The UK Government has tried to implement measures to address the crisis including energy price caps, state pension increases and minimum pay rates, are these measures sustainable?
We often point out in our research and reports that the government has made the welfare benefits system so complex that millions go unclaimed because people are not claiming things like housing benefits, even though they have a right to.
One of the cost-of-living payments has gone via local authorities so I know that they have delivered that properly which is a positive step. So, why do we not do it like this all the time? We know from the number of strikes that are happening, people simply cannot afford to live, even people who have never been on strike before and do not want to be on strike like teachers, nurses and doctors, and lecturers.
Can we trust a government that has not funded the social determinants of health for the last 12 years? Can I trust them to make the right decisions for people on the lowest incomes?

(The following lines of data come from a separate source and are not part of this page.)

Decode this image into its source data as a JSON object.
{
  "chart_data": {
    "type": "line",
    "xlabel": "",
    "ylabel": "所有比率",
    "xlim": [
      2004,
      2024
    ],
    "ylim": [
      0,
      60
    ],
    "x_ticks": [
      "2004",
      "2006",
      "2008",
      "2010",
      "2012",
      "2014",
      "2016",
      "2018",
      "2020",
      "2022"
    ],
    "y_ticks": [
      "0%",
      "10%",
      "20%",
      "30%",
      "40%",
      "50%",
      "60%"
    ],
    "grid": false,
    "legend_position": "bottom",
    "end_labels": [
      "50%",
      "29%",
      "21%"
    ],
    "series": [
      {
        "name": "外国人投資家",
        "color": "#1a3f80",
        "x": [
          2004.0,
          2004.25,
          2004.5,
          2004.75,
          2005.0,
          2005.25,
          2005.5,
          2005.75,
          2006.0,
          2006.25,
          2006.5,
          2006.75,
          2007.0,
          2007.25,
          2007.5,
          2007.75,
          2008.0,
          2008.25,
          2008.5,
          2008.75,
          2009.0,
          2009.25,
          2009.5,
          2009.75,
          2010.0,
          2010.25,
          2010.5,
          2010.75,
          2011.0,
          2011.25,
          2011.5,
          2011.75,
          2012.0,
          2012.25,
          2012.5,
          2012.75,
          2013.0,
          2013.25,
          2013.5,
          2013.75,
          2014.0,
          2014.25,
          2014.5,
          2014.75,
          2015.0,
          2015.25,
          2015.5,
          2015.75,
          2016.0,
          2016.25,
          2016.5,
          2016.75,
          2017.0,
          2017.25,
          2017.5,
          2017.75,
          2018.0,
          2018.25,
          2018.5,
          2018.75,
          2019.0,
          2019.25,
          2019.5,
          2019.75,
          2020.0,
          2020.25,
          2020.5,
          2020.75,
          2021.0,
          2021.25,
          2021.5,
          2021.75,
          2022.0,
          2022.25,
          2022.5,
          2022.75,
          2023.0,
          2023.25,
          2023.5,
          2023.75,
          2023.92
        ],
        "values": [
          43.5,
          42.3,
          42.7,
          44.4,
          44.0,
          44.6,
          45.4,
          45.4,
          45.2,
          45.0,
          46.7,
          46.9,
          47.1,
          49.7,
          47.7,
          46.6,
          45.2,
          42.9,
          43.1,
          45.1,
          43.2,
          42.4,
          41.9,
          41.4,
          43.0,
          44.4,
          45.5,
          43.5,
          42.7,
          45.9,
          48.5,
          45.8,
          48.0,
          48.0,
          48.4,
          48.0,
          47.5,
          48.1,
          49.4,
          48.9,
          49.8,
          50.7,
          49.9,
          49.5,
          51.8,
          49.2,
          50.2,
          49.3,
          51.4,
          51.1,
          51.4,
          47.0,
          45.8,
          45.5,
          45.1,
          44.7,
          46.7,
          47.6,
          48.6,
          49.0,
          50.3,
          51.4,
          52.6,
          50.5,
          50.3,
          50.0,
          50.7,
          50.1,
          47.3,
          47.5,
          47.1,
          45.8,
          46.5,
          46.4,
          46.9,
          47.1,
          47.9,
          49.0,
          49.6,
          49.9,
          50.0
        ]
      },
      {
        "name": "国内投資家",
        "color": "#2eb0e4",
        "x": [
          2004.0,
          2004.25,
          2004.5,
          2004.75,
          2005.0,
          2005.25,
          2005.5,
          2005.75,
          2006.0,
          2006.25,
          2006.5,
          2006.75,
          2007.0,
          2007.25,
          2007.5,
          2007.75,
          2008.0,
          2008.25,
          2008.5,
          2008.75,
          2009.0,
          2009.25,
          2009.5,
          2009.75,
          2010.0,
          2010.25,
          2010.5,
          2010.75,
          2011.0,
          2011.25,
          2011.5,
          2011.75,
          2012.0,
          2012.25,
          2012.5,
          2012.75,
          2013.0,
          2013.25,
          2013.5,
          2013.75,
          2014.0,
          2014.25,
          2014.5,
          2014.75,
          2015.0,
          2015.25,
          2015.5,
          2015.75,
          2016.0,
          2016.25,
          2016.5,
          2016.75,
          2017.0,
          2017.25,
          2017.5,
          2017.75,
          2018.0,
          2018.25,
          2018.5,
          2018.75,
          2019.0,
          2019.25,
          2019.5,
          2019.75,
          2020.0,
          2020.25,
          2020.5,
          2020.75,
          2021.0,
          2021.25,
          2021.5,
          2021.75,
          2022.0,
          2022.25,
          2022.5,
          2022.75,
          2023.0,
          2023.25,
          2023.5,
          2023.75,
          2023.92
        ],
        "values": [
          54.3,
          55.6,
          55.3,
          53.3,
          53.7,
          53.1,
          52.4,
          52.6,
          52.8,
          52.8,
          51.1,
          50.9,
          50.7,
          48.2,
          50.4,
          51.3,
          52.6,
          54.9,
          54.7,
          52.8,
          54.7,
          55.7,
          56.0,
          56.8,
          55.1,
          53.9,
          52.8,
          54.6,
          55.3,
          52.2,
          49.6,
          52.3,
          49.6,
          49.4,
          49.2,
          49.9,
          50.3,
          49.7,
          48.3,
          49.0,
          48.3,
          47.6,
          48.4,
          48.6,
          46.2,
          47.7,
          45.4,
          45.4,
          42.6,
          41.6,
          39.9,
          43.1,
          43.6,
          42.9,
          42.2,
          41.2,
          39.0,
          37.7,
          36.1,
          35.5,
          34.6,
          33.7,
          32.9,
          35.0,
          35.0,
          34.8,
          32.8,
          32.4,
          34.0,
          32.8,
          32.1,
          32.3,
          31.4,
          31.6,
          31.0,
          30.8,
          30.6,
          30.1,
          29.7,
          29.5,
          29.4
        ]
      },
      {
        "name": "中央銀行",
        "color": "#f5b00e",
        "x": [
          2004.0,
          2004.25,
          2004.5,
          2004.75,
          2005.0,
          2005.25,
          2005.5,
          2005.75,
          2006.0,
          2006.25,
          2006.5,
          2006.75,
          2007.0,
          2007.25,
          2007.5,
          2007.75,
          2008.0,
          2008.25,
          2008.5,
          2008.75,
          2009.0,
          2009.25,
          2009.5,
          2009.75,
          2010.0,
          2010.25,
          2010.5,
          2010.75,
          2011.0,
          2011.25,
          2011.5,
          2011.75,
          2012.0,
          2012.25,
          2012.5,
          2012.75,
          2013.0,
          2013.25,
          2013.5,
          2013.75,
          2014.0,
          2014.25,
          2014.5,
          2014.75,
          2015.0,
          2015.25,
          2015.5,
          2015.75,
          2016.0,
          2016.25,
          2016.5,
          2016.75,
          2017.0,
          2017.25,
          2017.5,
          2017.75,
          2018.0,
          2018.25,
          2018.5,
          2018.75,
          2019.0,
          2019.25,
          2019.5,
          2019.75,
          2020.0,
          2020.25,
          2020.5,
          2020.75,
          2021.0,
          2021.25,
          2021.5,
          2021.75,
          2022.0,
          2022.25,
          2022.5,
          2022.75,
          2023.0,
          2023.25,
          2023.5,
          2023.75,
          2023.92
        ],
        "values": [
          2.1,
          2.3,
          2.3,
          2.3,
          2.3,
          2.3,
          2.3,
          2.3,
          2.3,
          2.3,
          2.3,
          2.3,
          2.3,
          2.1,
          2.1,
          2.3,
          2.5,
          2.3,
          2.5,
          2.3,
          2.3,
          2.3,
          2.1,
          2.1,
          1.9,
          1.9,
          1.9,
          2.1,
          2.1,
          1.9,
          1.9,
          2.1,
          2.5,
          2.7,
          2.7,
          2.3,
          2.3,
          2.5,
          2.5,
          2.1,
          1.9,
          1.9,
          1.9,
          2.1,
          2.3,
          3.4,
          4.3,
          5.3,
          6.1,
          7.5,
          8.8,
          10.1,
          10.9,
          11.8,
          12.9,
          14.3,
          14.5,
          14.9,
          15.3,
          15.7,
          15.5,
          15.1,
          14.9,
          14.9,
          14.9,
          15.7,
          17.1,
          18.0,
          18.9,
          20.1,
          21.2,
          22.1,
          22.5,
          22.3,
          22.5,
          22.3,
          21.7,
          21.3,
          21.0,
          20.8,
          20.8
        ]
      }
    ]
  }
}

I have trouble thinking that they have these people at the top of their agenda and that they are thinking about what is best for them. Looking at their previous decisions, it seems they have other priorities. We need the media to be reporting more on the profits that are being made by the energy companies, there are huge inequalities, and we are not talking about them enough. At a structural level, that is what I want the media to cover, that absolute disinvestment in society that has led us to where we are now. On top of that disinvestment in society is a cost-of-living crisis and that is why the UK is suffering the most, because we have had 12 years of austerity, unlike other countries.
Everyone is exhausted, and we are going to get more tired. It will be bleak. I think we think it is tough now, but it is going to be much, much tougher by this point in April.
What is next for your efforts in this area?
We are working in a number of areas across England and Wales as well as internationally and with businesses. We are clear that there is no money in the system; we make recommendations, and what we have to do now is focus on systems working better together. When I talk to people on the ground, they all know that they can work better together. It is about getting the NHS to come and sit at that table, and not just when it is an emergency.
We have been contacted by various organisations and people who want to effect positive change, which is promising. It takes a brave person at the top to say we need to do something different, even at this moment of crisis. For example, we were contacted by Blackpool Trust; Blackpool is an area of very high deprivation, and they can see that if they keep doing the same thing, they are going to get the same result.
The NHS in some ways has always been in a crisis, there have always been waiting lists, but unless we try and address some of these issues in partnership outside of the NHS, that revolving door is just going to get busier and busier, particularly as we age, but also as the cost-of-living crisis worsens. We used to talk about this in terms of ageing, but now we would say things are getting worse because of the cost-of-living crisis.
I have been interviewing people at the top leadership levels in the NHS about health inequalities. One of them was telling me about how difficult it was, and I asked them how they stay motivated given all these difficulties and budget cuts etc. They told me that when it works, it makes everything worthwhile because you can see the patients that you have helped. They are personally driven to help people. We have to try and help the system and work better together.